One other thing that was interesting about Lego was the efforts they put into reducing their waste steam. The plastic runners (extra plastic used in the mold to connect each individual brick in the mold) are ground back up and fed back into the supply stream for that molder, resulting in Lego recycling 99.4% of their waste plastic.
After the factory tour, where we got a cool “I was here” Lego brick, we headed over to Lego’s headquarters for a pair of presentations about Lego.
The first presentation had a corporate overview and a detailed discussion about Lego and their values. First and foremost of those values is quality. And they really mean it. During one of the breaks, our host showed me a few malformed bricks. I mentioned that some manfacturers such as Jelly Belly actually sell their factory rejects in special packaging as ‘belly flops’. and asked if Lego had ever considered something like that. Short answer: No. Long answer: Absolutely not, as selling rejects, even clearly sold as such, would undermine the quality of Lego’s brand.

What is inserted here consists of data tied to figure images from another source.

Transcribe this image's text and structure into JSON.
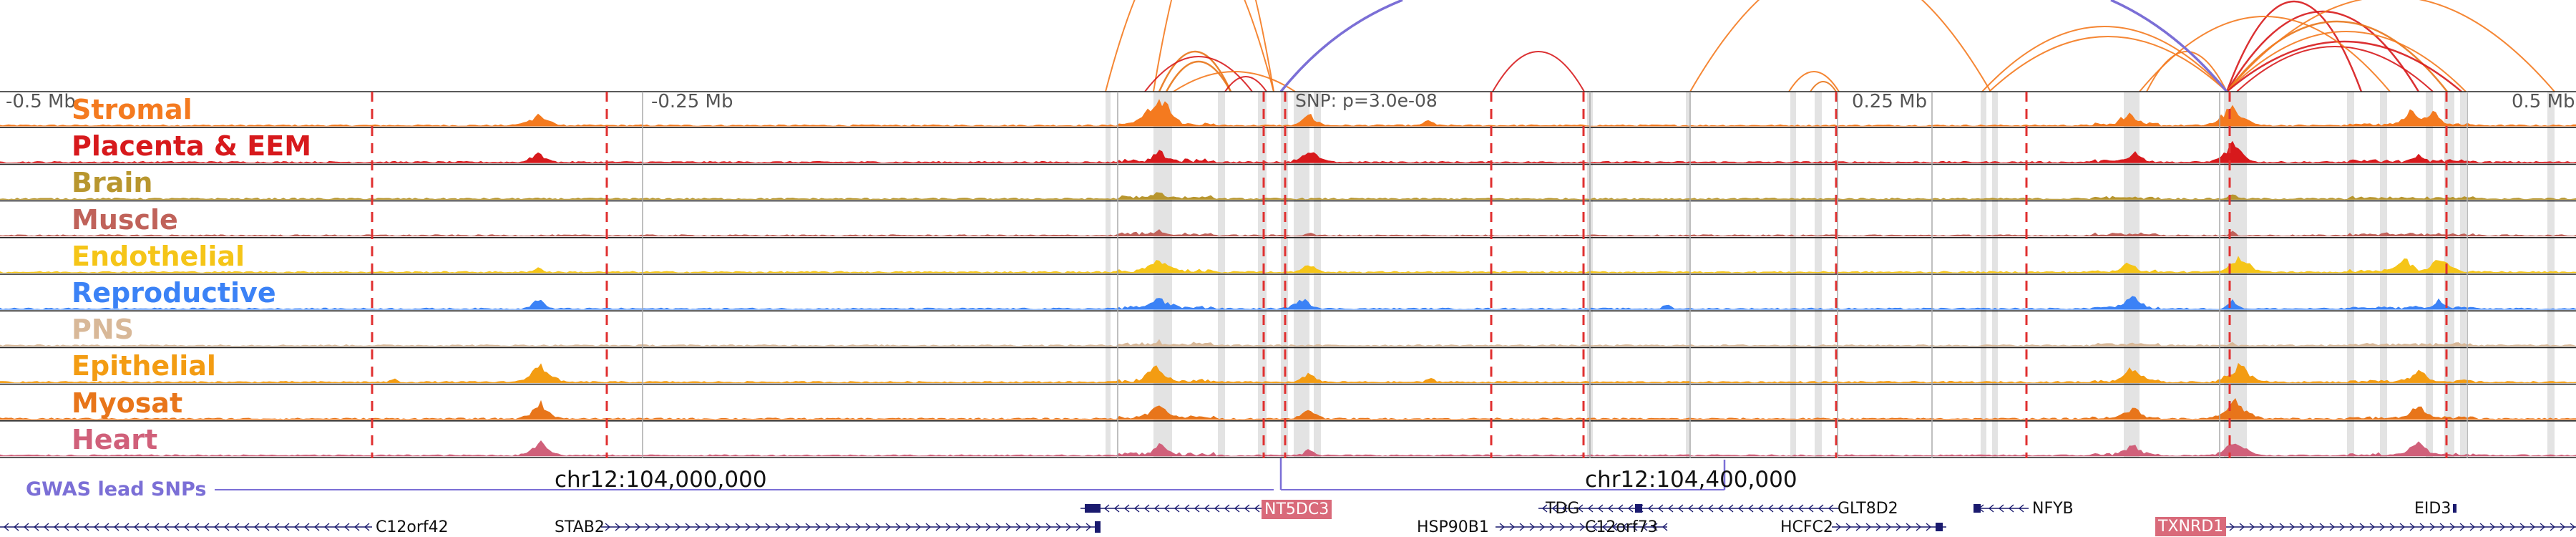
{
  "scale": {
    "left_label": "-0.5 Mb",
    "center_left_label": "-0.25 Mb",
    "center_right_label": "0.25 Mb",
    "right_label": "0.5 Mb",
    "snp_label": "SNP: p=3.0e-08"
  },
  "coordinates": {
    "left": "chr12:104,000,000",
    "right": "chr12:104,400,000"
  },
  "gwas_label": "GWAS lead SNPs",
  "tracks": [
    {
      "name": "Stromal",
      "color": "#f47a1f"
    },
    {
      "name": "Placenta & EEM",
      "color": "#d7191c"
    },
    {
      "name": "Brain",
      "color": "#b8962e"
    },
    {
      "name": "Muscle",
      "color": "#c0625a"
    },
    {
      "name": "Endothelial",
      "color": "#f5c518"
    },
    {
      "name": "Reproductive",
      "color": "#3b82f6"
    },
    {
      "name": "PNS",
      "color": "#d8b898"
    },
    {
      "name": "Epithelial",
      "color": "#f39c12"
    },
    {
      "name": "Myosat",
      "color": "#e8751a"
    },
    {
      "name": "Heart",
      "color": "#d0607a"
    }
  ],
  "genes": [
    {
      "name": "C12orf42",
      "highlight": false
    },
    {
      "name": "STAB2",
      "highlight": false
    },
    {
      "name": "NT5DC3",
      "highlight": true
    },
    {
      "name": "TDG",
      "highlight": false
    },
    {
      "name": "HSP90B1",
      "highlight": false
    },
    {
      "name": "C12orf73",
      "highlight": false
    },
    {
      "name": "GLT8D2",
      "highlight": false
    },
    {
      "name": "HCFC2",
      "highlight": false
    },
    {
      "name": "NFYB",
      "highlight": false
    },
    {
      "name": "TXNRD1",
      "highlight": true
    },
    {
      "name": "EID3",
      "highlight": false
    }
  ],
  "colors": {
    "gene_model": "#1a1a6e",
    "gene_highlight_bg": "#d96a7a",
    "gwas": "#7b6fd6",
    "boundary_dashed": "#e03030",
    "highlight_band": "#d9d9d9"
  }
}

Our host had a couple of exercises for us, both involving Lego’s naturally. The first was to give each person a small six piece Lego kit without instructions and instructed us to create a duck. We were only given a minute or so and all 28 of us produced a different style of duck, despite there only being six Lego bricks to work with. (Some of the ducks were, shall we say, arather abstract. But the point of how creative you can be with Lego bricks was made.) The second exercise was more straight-forward, assembling a small truck from a kit.
Hey, I’d like to see you come up with a better duck in a minute
After a lunch break, we settled in for a presentation on risk management and frank discussion of some of the challenges Lego faced in the 2000s. (and today) The presented was very lkely and walked us through Porter’s four forces as they applied to Lego.
Lego has many strengths as a brand but they are in a very difficult industry with a product that has very short lifespans and is easy to duplicate. How easy to duplicate? The counterfiet package on the right in the picture below started appearing on shelves five weeks after the genuine Lego version was released.
A couple of other points of note was the intense seasonalty of Lego’s demand. 50% of their sales occur in the 10 weeks leading up to Christmas and 20% in the first three weeks in December. That makes demand forecasting, in an industry dictated by the fickle tastes of kids, crucial. But Lego has an ace up its sleeve. By delaying packaging as late as possible, and locating manufacturing facilities near the markets they serve, Lego can get product from factory floor to store shelves in as little as four days. This allows them tremendous flexibility in responding to changing demand
The presenter talked in detail about the seven primary processes Lego uses to run their operations. I will spare you listing all seven, but the key takeaway for me was this line: “Lego is run by processes not people.” I think that’s a great question to ask about our own companies. There were many additional insights (like how Lego creates a value proposition for retailers without lowering price) but the processes vs. people is a good thought to end on.
Lego was kind enough to let us keep the duck and truck Lego sets as well as a parting gift of another set. But while the corporate swag was appreciated, the real gift was the opportunity to see Lego’s production up close and hear an unvarished account of their strengths and weaknesses.
With that, I’ll close out this post as I need to get ready for our Carlsberg presentation today. At some pont, I’l add a supplimental post about our visit to Legoland.